Si se propone avanzar sobre los principales desafíos de los sistemas de salud, el rol de las nuevas tecnologías médicas resulta sumamente relevante. En este sentido, la Organización Mundial de la Salud (OMS), la Organización Mundial para la Propiedad Intelectual (OMPI) y la Organización Mundial del Comercio (OMC) han aumentado progresivamente sus esfuerzos para apoyar iniciativas en todo el mundo tendientes a la mejora de la gestión de los sistemas de salud pública. Para ello, la incorporación de nuevas tecnologías (medicamentos, procedimientos y dispositivos) de manera sustentable resulta muy significativo para que nuestros países puedan asegurar el ejercicio de uno de los derechos humanos universales: el derecho a la salud.

Ahora bien, para garantizar el acceso a estas tecnologías de salud es preciso adoptar la combinación adecuada de políticas sanitarias, normas de propiedad intelectual y parámetros de política comercial. La coherencia de esta combinación resulta clave para encontrar soluciones sostenibles. Vemos, entonces, que una de las principales herramientas para avanzar en este camino es, necesariamente, la innovación.

En los últimos tiempos, en nuestro país, ha comenzado el debate respecto de las políticas públicas necesarias para incentivar la innovación médica y la forma de asegurar el acceso equitativo a todas estas tecnologías médicas esenciales para nuestra población.

Un elemento importante para alcanzar este objetivo es el sistema internacional de patentes y la manera en que los gobiernos lo aplican en función de las necesidades de sus países. Recordemos que el sistema de patentes, correctamente utilizado, está diseñado para fomentar la innovación y ofrece un mecanismo para que la sociedad tenga acceso.

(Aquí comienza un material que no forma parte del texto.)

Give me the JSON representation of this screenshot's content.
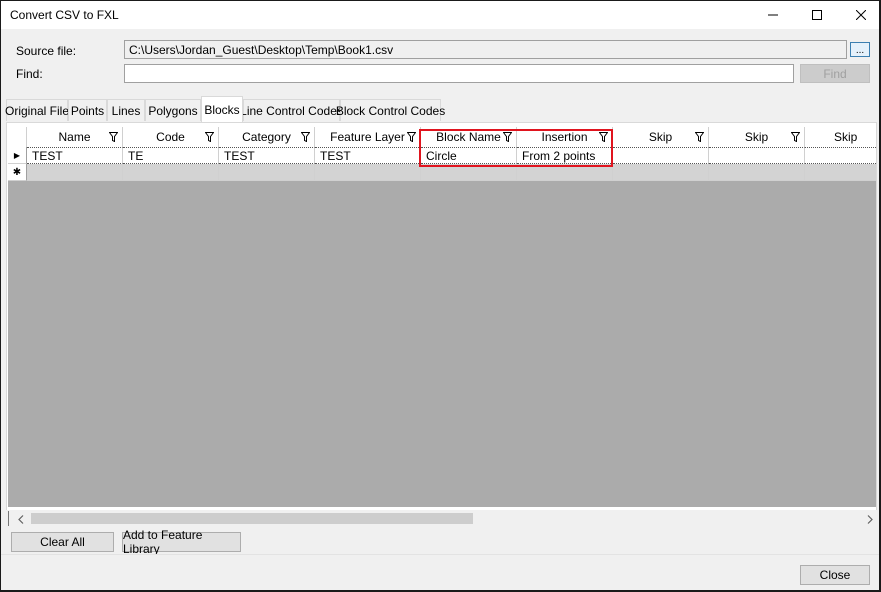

En este contexto, la industria farmacéutica depende en gran medida de los derechos exclusivos conferidos por una patente para recuperar la inversión en investigación y desarrollo, como lo demuestra la gran cantidad de solicitudes de patente en el ámbito de la tecnología médica presentadas con arreglo al Tratado de Cooperación en Materia de Patentes de la OMPI. Siendo así, el respeto por la propiedad intelectual e industrial es uno de los factores primordiales que las empresas tienen en cuenta al momento de decidir sus acciones de inversión en un país determinado.

En el mes de febrero de este año, la Cámara de Comercio de los Estados Unidos publicó el índice Create, el cual aporta fundamentos para afirmar que las economías florecen y prosperan cuando los gobiernos reconocen el valor de establecer un sistema robusto de propiedad intelectual poniendo foco en la construcción de marcos legislativos, regulatorios y judicial que lo incentiven. En esta investigación, se encontró que Argentina ha alcanzado un puntaje de 11,55 (sobre un máximo posible de 40) y se ubica en el puesto 46 de 50 economías medidas.

El aporte de la innovación médica y farmacéutica en la prolongación y la mejora de la calidad de vida de nuestra población es un hecho significativo, que ha puesto a la Argentina como un país de referencia a nivel mundial. Mantener y garantizar que nuestra población siga accediendo a soluciones innovadoras que permitan mejorar su salud demandará de nuestro sistema resolver el necesario debate respecto de los marcos normativos que fomenten el desarrollo de estas, ofreciendo a las empresas el marco adecuado de propiedad intelectual para explotar el potencial de inversión con el que cuenta nuestro país.